Computer vision is a field within computer science focused on extracting meaningful information from images or sequences of images. Its range of applications is continuously expanding and includes facial recognition, early diagnosis of diseases, object and person detection and localization, gesture-based interaction with systems, robot navigation, and autonomous driving.

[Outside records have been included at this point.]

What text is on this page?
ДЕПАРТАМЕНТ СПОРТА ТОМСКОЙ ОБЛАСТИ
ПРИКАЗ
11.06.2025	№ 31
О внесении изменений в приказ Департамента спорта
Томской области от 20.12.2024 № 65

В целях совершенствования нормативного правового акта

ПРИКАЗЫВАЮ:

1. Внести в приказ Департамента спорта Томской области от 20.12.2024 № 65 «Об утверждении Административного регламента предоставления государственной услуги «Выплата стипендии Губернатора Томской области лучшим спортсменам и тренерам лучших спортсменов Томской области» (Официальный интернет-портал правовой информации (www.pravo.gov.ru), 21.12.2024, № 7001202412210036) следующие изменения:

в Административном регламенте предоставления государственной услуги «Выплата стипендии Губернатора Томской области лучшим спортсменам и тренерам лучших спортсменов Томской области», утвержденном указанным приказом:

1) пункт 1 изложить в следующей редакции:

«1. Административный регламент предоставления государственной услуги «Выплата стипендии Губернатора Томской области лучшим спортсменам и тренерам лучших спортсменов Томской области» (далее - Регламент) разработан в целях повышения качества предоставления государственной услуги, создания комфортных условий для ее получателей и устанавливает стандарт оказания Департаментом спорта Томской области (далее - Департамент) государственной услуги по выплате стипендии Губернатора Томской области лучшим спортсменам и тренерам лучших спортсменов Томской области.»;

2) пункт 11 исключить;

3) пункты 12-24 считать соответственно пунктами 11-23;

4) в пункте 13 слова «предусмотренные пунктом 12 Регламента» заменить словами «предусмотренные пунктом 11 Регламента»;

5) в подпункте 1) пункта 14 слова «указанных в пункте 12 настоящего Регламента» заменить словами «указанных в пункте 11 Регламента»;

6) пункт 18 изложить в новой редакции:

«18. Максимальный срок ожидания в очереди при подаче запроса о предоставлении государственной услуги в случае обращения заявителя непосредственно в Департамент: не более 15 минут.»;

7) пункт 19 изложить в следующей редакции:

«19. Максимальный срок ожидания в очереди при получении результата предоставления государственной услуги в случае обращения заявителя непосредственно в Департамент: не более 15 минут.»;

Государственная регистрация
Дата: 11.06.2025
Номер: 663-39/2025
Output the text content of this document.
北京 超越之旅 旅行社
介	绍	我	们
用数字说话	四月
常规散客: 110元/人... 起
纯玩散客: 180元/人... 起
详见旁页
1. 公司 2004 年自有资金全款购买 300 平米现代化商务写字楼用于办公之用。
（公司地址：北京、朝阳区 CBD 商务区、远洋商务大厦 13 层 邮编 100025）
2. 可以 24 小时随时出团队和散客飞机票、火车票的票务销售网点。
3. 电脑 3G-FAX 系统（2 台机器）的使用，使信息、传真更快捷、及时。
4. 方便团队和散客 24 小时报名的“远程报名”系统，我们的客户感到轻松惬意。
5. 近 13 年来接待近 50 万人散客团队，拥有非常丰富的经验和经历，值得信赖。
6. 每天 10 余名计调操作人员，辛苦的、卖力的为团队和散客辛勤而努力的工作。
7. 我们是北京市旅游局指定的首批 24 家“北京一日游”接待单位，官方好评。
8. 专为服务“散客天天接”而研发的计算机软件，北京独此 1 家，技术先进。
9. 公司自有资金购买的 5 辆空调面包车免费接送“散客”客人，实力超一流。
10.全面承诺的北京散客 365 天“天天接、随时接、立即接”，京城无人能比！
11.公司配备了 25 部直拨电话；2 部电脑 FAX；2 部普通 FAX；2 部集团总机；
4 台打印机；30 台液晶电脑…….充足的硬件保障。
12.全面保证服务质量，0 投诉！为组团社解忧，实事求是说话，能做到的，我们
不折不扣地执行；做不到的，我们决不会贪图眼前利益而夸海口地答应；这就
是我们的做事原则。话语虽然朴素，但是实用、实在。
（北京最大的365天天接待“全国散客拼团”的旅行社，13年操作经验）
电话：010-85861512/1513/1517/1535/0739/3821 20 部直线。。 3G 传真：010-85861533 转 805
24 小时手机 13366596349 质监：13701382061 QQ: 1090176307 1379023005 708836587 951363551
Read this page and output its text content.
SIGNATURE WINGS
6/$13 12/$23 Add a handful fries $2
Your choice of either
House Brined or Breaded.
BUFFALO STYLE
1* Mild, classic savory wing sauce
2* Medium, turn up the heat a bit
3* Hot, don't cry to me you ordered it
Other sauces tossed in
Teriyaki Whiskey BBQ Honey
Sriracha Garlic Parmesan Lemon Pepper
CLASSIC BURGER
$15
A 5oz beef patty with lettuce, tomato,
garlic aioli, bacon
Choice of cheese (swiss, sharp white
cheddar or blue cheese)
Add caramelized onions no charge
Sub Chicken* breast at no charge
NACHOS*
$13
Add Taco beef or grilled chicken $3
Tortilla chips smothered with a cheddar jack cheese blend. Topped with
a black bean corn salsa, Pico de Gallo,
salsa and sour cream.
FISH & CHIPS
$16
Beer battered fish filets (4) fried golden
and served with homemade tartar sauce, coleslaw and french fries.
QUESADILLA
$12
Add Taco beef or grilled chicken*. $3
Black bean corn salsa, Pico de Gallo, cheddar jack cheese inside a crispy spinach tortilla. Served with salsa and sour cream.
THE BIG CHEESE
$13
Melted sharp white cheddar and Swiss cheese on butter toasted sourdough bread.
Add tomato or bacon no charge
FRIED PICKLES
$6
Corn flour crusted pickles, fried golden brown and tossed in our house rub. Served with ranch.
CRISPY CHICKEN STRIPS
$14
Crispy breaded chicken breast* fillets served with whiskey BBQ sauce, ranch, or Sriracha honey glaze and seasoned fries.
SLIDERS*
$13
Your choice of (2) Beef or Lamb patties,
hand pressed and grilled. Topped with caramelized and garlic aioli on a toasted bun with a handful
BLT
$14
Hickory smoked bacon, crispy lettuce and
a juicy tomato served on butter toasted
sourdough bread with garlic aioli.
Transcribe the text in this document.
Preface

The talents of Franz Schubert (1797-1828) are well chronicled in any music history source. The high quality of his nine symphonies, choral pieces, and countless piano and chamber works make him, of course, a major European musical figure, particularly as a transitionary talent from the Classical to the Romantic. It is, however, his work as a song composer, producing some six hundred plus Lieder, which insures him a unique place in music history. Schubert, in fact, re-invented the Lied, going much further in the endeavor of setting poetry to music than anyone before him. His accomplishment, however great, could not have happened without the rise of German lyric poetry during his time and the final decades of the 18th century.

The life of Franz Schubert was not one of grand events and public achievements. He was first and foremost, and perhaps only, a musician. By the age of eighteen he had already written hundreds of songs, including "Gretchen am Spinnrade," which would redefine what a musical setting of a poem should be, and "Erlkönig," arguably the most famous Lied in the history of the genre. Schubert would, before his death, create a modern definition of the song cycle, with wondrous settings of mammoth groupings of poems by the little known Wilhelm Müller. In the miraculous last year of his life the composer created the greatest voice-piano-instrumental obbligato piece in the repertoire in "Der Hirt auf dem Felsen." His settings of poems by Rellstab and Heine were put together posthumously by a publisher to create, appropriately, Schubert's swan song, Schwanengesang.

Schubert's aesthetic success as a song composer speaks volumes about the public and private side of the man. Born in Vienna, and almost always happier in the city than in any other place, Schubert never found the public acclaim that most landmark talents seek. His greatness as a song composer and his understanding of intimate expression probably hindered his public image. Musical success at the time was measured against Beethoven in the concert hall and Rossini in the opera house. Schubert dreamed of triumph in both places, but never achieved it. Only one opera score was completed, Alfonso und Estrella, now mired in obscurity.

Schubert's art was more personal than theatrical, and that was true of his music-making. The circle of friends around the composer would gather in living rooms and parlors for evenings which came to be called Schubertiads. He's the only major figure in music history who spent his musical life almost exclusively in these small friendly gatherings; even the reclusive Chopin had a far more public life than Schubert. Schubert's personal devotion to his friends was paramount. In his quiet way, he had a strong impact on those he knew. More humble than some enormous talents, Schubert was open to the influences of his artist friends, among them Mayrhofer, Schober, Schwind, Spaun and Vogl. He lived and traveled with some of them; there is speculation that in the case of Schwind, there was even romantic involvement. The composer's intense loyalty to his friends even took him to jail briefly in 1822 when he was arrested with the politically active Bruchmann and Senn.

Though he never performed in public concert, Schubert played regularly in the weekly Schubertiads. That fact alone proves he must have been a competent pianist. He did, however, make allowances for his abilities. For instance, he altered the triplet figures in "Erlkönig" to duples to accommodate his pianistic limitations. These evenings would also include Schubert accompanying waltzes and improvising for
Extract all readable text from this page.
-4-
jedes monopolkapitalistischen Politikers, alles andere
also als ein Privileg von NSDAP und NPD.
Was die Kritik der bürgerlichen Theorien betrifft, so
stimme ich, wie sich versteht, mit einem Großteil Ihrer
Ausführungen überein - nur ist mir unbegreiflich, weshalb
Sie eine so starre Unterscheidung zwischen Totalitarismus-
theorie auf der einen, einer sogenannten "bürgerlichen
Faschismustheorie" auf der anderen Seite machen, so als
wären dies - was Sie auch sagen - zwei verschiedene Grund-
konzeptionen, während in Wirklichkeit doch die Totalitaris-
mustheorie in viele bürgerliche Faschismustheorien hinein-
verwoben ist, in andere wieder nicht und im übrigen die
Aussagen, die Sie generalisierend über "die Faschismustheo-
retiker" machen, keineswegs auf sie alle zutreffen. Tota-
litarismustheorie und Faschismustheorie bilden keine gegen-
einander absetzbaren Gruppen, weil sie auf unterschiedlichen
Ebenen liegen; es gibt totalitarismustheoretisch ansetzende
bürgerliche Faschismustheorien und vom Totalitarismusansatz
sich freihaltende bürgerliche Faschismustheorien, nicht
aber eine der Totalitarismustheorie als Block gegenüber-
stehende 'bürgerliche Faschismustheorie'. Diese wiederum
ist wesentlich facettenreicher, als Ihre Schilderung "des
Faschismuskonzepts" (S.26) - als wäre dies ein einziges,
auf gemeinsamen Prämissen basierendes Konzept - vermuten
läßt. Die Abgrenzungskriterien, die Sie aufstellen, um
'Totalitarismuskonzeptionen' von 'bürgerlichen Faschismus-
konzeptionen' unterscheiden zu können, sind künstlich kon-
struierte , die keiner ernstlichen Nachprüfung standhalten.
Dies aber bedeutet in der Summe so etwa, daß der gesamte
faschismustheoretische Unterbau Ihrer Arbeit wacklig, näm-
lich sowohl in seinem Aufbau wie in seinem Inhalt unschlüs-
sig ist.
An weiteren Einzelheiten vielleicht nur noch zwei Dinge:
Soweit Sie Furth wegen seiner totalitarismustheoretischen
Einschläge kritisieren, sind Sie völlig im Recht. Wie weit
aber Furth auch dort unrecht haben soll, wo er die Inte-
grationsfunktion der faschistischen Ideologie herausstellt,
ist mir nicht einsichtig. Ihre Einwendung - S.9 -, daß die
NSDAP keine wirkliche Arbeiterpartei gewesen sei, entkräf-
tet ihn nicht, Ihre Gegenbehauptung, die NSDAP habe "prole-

By the end of the course, students will be able to analyze, design, implement, and evaluate image analysis methods and techniques, meeting requirements related to response time, reliability, and cost/efficiency.
Teachers
Person in charge
Manel Frigola Bourlon (
)
Objectives
Understand the limitations and capabilities of computer vision algorithms.
Related competences:
CTR6,
Contents
Fundamentals of digital imaging
Types of images according to the different areas. Intensity images. Color images. 3D image for tomography, MRI, ultrasound images, etc. Color Spaces.
Digital image processing
Gray level transformations. Linear operators. Convolution. Image enhancement and smoothing. Contour detection. Nonlinear operators. Morphological filters. Geometric transformations.
The teaching methodology will generally be deductive in nature. An attempt will be made to avoid the expository/lecture method.
The approach will be based on:
- proposing a problem
- trying to solve it
- adding the necessary pieces of theory to be able to solve the problem adequately.
During the practices, cooperative learning will also be worked on, for solving the problem as a team.
Evaluation methodology
The subject will be evaluated continuously. Throughout the course, a series of exercises will be requested that will serve to evaluate the student. There will be no final exam.
The final grade for the subject (NF) will be obtained from the practices that are compulsorily done in class in person (LAB) and from the submissions of the practices that the student must work on at home (HW). Some exercises will be solved in groups and some individually. In group exercises the grade will be unique for all its components.
The final grade will be calculated as follows:
NF = Average(HW) * 0.5 Average(LAB) * 0.5
Where, HW and LAB represent the vector of grades for the work done at home and in the laboratory respectively.